All Saints Day means different things to different denominations but the primary purpose is to remember the lives lost from one’s congregation or family during the year.
Many churches celebrate these lives in worship on Nov. 1 or the following Sunday. Some churches hang banners for each person that entered the resurrection, others place one banner with all names, some churches list the names in the bulletin, but most remember them in prayer.
The question is, why? Why do we remember and pray for the dead? What purpose does it serve? For Catholics it represents praying for those who died just in case they have not yet reached Heaven. Most reformed traditions use the day to be reminded of our own mortality and that in life and in death we belong to God.
When someone dies they join the church triumphant, joining with all the saints who forever sing to the glory of God. In reformed traditions that means a believer who has died, as opposed to the catholic tradition of sainthood for those who have been shown to have powers after death: check out this article for some new saints this past week, http://newsfeed.time.com/2012/10/19/kateri-tekakwitha-vatican-prepares-for-first-native-american-saint/
When we remember those who died, when we remember how precious this life is, we are reminded of the life eternal and we are also reminded of how we are supposed to live. Our emphasis is on the whole people of God; we give glory to God for the ordinary lives, for each faithful person who walked this life in faith, and who has departed this world.
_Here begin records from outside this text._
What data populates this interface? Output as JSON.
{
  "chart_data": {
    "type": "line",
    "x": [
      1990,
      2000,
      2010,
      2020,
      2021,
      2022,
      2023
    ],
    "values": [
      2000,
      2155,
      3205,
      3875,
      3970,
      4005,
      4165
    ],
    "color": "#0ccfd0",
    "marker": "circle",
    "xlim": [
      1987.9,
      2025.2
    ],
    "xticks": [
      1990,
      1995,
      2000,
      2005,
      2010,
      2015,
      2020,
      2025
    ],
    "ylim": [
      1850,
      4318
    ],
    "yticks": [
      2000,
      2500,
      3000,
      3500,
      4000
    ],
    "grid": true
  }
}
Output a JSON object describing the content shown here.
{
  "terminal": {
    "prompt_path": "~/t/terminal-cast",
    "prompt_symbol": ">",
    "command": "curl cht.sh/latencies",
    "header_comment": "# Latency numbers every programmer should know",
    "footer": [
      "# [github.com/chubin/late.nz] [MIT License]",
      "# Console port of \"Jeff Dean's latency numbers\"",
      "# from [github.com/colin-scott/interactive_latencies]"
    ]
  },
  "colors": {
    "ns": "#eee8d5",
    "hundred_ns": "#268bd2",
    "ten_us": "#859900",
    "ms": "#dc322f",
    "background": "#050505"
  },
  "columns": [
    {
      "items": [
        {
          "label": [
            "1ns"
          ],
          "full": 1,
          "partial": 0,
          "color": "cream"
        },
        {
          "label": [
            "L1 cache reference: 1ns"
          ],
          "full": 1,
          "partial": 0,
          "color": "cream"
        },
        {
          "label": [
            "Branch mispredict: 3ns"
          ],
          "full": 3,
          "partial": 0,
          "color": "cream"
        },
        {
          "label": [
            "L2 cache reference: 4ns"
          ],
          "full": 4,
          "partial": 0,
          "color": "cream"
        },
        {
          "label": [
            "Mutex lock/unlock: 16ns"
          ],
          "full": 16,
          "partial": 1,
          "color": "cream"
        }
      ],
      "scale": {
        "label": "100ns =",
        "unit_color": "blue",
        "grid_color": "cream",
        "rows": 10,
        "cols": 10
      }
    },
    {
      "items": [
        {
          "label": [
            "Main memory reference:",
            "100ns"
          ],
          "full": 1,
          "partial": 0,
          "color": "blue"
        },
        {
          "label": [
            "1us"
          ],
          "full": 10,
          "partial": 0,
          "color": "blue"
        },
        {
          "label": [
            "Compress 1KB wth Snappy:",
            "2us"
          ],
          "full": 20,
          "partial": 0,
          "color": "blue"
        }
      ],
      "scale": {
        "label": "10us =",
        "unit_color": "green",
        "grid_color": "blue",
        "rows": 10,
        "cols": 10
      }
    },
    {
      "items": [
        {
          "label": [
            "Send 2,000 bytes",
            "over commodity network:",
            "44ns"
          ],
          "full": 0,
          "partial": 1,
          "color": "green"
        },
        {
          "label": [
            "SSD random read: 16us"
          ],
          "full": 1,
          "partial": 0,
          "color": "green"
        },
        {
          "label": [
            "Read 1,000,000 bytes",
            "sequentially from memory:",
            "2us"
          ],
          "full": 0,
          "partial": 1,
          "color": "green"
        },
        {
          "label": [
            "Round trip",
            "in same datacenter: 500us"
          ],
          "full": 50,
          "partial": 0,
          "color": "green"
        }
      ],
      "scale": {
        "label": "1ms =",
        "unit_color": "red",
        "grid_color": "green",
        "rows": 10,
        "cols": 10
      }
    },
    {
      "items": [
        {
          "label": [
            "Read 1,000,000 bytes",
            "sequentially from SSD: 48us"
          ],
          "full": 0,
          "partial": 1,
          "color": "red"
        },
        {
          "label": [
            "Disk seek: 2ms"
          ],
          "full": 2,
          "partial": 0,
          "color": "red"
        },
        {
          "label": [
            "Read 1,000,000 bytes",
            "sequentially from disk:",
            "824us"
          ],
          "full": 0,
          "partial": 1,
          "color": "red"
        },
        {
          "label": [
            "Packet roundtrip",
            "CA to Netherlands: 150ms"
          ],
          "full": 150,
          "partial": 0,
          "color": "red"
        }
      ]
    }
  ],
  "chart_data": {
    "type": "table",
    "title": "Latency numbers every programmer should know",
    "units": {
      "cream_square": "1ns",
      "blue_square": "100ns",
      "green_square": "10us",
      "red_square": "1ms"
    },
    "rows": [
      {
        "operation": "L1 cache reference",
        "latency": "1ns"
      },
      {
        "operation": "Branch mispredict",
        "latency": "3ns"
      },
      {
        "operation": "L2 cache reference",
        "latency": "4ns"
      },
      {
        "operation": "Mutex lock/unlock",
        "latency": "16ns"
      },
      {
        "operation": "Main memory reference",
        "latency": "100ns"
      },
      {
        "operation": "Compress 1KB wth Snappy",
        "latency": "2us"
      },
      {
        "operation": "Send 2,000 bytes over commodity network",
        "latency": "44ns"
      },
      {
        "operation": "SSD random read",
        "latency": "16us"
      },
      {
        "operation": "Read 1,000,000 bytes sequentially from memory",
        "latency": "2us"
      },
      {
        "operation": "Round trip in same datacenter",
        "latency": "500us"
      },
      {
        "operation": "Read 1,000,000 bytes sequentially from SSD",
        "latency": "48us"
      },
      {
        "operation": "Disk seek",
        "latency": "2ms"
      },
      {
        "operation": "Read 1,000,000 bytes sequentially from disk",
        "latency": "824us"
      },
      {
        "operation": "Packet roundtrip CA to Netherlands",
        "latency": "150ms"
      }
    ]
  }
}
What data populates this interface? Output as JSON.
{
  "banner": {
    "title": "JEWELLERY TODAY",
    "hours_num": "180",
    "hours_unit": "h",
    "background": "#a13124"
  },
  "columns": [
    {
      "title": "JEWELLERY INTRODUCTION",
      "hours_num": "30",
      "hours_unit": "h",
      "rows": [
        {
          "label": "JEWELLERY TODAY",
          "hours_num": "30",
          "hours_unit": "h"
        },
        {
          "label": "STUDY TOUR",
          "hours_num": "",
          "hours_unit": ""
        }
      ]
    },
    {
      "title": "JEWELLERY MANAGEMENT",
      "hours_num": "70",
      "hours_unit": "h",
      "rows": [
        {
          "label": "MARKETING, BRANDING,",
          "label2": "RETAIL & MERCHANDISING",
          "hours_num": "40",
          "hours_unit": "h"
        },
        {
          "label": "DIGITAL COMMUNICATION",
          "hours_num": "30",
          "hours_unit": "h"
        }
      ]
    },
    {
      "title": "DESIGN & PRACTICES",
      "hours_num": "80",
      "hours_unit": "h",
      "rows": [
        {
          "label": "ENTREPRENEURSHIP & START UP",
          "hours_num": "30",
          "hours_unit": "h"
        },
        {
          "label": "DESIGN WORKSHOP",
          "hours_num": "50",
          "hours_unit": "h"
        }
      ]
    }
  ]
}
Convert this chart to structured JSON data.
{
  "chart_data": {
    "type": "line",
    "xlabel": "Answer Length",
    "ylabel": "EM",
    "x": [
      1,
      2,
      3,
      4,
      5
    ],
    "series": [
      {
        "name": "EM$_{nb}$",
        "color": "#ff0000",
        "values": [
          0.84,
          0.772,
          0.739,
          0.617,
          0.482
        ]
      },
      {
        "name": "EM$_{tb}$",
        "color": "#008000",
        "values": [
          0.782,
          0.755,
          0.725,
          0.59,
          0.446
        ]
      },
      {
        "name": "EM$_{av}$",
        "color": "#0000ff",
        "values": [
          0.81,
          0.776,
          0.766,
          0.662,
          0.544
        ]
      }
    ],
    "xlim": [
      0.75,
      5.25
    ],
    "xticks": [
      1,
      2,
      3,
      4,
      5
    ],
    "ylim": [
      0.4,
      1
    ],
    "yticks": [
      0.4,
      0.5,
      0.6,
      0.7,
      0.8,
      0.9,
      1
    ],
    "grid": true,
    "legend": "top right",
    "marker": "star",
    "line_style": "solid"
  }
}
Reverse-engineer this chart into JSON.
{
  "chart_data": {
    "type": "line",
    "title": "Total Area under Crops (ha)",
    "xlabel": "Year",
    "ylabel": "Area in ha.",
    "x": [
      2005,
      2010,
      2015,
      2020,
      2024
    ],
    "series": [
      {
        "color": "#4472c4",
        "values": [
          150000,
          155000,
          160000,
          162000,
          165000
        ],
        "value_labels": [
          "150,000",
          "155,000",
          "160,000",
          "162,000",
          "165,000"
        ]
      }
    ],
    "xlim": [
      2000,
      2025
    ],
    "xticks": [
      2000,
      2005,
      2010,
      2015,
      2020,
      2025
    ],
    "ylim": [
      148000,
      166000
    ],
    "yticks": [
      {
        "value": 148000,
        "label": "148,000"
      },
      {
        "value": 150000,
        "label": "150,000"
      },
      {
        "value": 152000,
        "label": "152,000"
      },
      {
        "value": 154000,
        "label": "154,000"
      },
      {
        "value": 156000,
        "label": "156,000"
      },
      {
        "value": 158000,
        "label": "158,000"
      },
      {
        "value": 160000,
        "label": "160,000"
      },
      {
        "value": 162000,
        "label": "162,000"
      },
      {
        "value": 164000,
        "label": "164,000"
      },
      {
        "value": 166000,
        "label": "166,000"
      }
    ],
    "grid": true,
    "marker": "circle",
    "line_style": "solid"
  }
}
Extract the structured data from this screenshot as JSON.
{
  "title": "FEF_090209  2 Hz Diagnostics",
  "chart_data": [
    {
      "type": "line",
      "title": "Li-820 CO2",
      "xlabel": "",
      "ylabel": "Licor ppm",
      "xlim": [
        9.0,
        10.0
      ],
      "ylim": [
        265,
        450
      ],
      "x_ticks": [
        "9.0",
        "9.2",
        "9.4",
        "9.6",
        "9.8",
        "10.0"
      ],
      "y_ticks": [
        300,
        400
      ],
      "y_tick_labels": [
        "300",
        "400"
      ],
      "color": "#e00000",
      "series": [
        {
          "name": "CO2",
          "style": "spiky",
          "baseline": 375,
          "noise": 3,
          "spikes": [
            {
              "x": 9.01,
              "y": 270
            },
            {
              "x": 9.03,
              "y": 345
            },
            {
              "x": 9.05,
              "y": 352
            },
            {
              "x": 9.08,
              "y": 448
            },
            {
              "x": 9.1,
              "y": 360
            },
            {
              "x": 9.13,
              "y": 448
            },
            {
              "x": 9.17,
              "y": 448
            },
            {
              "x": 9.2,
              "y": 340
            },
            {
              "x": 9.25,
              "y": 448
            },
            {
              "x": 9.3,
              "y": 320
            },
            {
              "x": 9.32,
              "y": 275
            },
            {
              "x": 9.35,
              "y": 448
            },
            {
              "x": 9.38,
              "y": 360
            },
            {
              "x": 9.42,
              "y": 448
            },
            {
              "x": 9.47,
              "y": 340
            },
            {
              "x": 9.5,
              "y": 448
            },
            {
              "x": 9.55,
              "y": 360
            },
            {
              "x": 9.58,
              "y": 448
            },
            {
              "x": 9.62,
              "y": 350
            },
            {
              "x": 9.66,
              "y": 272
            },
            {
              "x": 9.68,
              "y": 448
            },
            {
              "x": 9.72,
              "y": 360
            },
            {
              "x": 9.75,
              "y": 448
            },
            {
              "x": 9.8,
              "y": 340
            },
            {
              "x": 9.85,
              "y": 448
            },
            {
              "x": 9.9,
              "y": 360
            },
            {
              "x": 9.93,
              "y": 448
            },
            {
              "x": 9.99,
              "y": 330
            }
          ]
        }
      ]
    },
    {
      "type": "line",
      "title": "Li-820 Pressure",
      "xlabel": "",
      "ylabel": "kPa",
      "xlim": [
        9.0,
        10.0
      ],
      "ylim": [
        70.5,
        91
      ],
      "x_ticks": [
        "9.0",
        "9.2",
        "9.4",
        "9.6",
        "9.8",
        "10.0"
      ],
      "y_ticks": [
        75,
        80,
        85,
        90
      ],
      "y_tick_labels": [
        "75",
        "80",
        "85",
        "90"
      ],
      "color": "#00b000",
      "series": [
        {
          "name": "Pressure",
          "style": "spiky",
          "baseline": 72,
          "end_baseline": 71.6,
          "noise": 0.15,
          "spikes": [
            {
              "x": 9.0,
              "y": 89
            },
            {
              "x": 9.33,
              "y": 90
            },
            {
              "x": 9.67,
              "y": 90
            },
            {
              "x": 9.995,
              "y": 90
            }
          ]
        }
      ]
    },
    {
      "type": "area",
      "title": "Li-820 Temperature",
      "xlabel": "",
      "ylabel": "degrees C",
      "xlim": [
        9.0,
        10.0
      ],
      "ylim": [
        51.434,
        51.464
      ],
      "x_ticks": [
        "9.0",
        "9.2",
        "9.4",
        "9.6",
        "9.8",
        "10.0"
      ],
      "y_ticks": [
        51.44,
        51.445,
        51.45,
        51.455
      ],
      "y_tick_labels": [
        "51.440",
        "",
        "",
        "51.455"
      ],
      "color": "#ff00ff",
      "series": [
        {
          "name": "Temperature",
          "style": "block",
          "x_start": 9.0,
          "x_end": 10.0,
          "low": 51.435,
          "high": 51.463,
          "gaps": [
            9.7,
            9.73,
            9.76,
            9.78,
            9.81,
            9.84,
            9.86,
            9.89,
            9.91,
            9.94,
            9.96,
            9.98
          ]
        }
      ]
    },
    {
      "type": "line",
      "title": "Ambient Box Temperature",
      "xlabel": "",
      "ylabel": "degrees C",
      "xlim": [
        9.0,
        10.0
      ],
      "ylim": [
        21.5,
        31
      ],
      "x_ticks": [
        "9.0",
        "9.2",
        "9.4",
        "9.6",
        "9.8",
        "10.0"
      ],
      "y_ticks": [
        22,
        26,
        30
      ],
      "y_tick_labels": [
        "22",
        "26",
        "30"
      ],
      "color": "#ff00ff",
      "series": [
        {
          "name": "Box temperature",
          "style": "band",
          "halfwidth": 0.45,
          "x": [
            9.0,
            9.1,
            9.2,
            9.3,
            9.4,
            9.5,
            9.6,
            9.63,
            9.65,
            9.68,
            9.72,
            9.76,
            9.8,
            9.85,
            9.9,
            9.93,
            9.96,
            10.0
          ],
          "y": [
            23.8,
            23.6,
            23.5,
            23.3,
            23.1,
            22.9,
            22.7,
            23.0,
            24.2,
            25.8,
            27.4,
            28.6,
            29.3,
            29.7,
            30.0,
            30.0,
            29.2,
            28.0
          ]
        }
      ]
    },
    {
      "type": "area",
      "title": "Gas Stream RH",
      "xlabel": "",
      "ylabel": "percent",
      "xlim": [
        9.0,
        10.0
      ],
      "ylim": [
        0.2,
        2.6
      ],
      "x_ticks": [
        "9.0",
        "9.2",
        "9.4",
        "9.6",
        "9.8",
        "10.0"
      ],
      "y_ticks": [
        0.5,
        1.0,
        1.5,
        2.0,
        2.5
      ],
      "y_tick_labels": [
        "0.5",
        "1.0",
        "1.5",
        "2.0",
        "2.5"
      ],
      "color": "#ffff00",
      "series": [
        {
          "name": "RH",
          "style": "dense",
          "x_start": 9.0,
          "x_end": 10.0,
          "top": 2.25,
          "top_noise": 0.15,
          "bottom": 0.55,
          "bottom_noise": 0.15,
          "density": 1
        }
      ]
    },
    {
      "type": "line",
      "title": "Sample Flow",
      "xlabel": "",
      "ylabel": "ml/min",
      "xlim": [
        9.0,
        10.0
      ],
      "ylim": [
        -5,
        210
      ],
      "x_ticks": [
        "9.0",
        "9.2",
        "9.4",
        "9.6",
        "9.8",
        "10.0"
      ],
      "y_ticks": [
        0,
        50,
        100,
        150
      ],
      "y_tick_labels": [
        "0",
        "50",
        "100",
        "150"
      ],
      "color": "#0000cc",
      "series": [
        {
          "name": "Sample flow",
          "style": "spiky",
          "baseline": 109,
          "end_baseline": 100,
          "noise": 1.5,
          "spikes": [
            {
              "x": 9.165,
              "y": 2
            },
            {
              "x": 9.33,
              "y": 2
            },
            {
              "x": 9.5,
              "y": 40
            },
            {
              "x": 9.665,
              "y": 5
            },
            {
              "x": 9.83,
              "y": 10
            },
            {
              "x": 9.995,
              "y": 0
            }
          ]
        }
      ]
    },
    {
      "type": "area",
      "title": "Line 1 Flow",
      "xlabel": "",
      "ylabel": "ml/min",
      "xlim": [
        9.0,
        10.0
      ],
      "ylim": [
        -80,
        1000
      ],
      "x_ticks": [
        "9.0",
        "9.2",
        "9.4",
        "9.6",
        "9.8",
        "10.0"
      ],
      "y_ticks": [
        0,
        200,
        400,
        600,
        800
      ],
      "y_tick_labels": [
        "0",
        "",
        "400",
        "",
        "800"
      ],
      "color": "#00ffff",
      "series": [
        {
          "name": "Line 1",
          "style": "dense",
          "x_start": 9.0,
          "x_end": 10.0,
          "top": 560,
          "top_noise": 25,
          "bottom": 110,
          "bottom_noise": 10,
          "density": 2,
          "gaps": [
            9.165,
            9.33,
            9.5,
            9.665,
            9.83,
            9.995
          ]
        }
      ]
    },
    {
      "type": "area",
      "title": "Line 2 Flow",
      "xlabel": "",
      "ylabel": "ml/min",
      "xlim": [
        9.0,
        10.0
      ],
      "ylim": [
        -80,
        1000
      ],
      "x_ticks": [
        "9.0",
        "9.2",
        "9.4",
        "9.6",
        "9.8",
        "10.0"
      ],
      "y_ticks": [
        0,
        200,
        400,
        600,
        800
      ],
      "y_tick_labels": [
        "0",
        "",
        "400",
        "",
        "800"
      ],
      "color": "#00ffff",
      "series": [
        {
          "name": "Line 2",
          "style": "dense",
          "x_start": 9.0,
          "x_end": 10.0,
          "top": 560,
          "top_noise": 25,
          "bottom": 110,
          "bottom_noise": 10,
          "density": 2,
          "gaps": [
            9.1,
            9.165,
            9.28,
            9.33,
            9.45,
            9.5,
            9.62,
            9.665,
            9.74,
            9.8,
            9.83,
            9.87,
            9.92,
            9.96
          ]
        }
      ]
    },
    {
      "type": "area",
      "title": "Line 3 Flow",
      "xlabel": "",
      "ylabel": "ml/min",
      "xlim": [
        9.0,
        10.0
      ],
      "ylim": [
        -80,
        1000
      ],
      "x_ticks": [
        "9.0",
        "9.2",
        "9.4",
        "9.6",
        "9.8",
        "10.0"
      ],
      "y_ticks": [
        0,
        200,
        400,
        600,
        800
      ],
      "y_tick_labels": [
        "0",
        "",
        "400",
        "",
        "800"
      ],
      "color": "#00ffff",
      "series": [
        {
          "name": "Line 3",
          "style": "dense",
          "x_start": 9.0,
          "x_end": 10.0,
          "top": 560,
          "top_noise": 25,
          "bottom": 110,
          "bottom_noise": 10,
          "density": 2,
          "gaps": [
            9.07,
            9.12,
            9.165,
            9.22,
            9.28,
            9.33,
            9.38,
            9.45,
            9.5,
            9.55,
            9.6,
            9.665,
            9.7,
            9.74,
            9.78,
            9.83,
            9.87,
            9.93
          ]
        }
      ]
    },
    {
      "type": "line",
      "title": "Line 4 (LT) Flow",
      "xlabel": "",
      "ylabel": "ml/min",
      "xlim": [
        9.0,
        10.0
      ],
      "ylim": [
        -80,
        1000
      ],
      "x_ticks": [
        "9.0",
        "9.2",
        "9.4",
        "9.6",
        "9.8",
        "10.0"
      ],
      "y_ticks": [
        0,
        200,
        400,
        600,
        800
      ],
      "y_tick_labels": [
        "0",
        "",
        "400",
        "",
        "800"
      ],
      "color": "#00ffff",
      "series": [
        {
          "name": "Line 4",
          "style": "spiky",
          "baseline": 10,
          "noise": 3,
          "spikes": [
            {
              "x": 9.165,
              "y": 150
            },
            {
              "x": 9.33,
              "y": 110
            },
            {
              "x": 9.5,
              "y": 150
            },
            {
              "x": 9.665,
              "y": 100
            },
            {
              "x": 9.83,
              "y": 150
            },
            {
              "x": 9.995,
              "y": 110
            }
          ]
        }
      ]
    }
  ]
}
Many times we give thanks for people after they have died in a special service of worship away from our normal worship. All Saints day lets us remember the faithful who have died in our regular worship, reminding us how each life lived in Christ is part of the Holy Chorus.
We are reminded on this day that we are a part of a continuous community of faith, that those before us have overcome darkness and persevered in faith. People have taken the gospel to the ends of the earth, prophets of every time and age have spoken to the church to be faithful and we have been witnesses. It is a day in which we can see that we are part of a great tradition, a part of a family of believers. We can see how God was faithful through the generations and that in our own lives we can be reminded of all those who have persevered through great difficulty.
So on this All Saints day, be encouraged that no matter where you are in life or in your faith journey, no matter what troubles you are going through, you are not alone. You are a part of the fellowship of believers and God has been faithful through every age. Remember the Saints, those who have lived ordinary lives of service and faithfulness, for we are all a part of that journey.